Cette fois, il y a un réel moment de partage entre Zucco et la gamine : Zucco partage ici l’un de ses secrets avec elle, d’abord par l’utilisation de la formule « Je connais des coins » (avec presque un jeu de paronomases), puis par l’aveu d’un goût personnel : « Moi, c’est ce que je préfère au monde » (la formule est au superlatif : préférer au monde).
La réponse de la gamine est immédiate : l’anaphore de « je voudrais » reprend les termes mêmes de Zucco , « la neige en Afrique », « les lacs gelés ». Le passage de « aller voir » à « faire du patin à glace » marque une appropriation du paysage : la rêverie se développe d’un degré, ce qui permet ensuite à Zucco d’enchérir encore :
« Il y a aussi des rhinocéros blancs qui traversent le lac sous la neige »
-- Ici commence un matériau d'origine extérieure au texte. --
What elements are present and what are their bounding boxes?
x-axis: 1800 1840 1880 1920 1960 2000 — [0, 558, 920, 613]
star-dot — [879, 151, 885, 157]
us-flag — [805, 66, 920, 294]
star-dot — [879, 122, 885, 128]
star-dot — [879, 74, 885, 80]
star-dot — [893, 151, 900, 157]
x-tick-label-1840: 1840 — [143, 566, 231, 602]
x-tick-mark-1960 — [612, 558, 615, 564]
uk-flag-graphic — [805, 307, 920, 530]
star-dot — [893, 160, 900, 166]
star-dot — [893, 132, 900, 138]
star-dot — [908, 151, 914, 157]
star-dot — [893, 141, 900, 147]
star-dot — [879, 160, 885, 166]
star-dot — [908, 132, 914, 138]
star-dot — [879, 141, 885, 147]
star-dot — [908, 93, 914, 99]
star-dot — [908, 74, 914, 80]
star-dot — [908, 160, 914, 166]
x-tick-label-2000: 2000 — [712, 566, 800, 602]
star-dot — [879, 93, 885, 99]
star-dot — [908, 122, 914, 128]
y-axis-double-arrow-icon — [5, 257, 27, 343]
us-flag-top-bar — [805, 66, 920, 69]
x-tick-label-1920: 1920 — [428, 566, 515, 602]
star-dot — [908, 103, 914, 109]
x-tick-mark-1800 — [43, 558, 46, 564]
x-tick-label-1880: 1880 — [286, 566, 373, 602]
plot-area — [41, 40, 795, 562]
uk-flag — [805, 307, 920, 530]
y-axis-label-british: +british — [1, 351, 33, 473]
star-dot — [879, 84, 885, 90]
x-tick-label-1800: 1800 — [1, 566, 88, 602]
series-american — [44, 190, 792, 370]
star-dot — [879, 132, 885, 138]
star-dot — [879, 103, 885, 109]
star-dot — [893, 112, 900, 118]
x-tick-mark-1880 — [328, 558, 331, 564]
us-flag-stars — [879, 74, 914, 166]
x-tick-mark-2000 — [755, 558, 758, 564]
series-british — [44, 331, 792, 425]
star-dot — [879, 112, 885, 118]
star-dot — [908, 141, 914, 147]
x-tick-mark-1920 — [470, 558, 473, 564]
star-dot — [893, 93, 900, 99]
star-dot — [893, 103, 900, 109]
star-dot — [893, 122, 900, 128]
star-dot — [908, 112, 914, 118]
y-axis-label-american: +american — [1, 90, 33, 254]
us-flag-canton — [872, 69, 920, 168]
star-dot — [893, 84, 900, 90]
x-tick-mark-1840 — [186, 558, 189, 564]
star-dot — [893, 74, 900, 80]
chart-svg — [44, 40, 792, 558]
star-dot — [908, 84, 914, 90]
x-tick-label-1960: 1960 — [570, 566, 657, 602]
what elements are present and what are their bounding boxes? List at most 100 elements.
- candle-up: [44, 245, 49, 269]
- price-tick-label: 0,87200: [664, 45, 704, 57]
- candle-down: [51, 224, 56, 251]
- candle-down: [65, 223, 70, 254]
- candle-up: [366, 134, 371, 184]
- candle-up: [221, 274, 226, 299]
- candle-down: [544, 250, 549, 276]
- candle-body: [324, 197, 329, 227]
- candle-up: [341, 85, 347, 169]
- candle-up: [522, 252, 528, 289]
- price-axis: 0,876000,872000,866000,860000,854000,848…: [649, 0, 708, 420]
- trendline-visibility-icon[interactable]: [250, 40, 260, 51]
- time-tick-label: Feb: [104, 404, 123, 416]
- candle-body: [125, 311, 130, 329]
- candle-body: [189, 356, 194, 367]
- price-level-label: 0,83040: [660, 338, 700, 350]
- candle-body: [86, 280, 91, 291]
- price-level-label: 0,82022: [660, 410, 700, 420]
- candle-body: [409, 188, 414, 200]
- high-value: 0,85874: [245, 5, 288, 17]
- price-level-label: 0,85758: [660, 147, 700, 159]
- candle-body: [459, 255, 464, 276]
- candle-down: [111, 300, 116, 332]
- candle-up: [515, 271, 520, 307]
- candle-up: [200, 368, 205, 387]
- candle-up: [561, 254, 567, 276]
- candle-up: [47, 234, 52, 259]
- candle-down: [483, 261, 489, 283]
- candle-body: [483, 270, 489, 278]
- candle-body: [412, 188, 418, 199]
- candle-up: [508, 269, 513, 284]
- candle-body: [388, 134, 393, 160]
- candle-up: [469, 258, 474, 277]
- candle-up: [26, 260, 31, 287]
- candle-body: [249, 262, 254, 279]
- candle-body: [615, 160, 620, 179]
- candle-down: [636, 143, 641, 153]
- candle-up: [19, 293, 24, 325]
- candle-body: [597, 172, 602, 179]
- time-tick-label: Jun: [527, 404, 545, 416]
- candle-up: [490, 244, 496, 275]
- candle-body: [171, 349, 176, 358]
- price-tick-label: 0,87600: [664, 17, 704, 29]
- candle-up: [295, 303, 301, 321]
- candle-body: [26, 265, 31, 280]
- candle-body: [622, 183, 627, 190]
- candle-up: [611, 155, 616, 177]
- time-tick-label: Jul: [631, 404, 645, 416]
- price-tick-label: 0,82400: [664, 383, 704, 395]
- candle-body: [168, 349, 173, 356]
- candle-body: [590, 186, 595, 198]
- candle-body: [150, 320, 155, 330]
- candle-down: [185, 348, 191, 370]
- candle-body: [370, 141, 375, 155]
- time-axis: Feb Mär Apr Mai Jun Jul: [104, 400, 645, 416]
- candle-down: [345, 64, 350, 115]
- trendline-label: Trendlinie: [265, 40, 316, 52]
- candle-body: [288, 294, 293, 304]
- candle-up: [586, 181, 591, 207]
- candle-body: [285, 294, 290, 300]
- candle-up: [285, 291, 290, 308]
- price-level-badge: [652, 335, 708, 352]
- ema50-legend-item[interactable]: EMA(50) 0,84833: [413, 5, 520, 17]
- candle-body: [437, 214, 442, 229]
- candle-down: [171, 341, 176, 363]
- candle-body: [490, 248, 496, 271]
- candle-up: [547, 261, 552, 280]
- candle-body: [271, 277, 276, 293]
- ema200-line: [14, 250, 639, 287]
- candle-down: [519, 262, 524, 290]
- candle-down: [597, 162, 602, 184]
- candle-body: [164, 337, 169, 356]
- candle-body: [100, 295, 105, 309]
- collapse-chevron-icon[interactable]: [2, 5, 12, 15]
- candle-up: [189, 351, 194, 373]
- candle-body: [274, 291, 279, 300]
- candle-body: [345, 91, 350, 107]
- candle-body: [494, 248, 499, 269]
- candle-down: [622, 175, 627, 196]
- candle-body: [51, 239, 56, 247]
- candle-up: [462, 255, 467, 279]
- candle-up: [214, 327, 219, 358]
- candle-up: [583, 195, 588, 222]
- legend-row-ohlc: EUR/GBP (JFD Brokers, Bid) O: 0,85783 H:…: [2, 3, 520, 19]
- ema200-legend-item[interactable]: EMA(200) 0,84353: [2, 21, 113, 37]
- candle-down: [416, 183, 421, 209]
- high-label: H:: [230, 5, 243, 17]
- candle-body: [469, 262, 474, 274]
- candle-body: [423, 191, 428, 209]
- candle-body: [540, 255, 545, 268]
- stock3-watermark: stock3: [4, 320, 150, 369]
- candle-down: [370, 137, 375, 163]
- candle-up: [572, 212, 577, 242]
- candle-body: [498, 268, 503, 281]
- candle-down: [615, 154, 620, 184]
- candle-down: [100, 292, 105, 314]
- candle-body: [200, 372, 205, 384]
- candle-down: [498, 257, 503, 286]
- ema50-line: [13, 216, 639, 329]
La blancheur devient ici éclatante , et se développe ici une image (Passage « des lacs », « les lacs », à « le lac », hypotypose !), image irréelle bien sûr (les rhinocéros associés au froid), mais extrêmement poétique, sans doute grâce au rythme ternaire décroissant :
Il y a aussi des rhinocéros blancs : douze syllabes, l’équivalent d’un alexandrin
Qui traversent le lac : six syllabes
Sous la neige : trois syllabes
(On a l’impression que les rhinocéros se fondent progressivement dans la neige).
Il ne faut pas oublier non plus que le rhinocéros reste l’animal emblématique de Zucco (peut-être Koltès en opposition à Ionesco).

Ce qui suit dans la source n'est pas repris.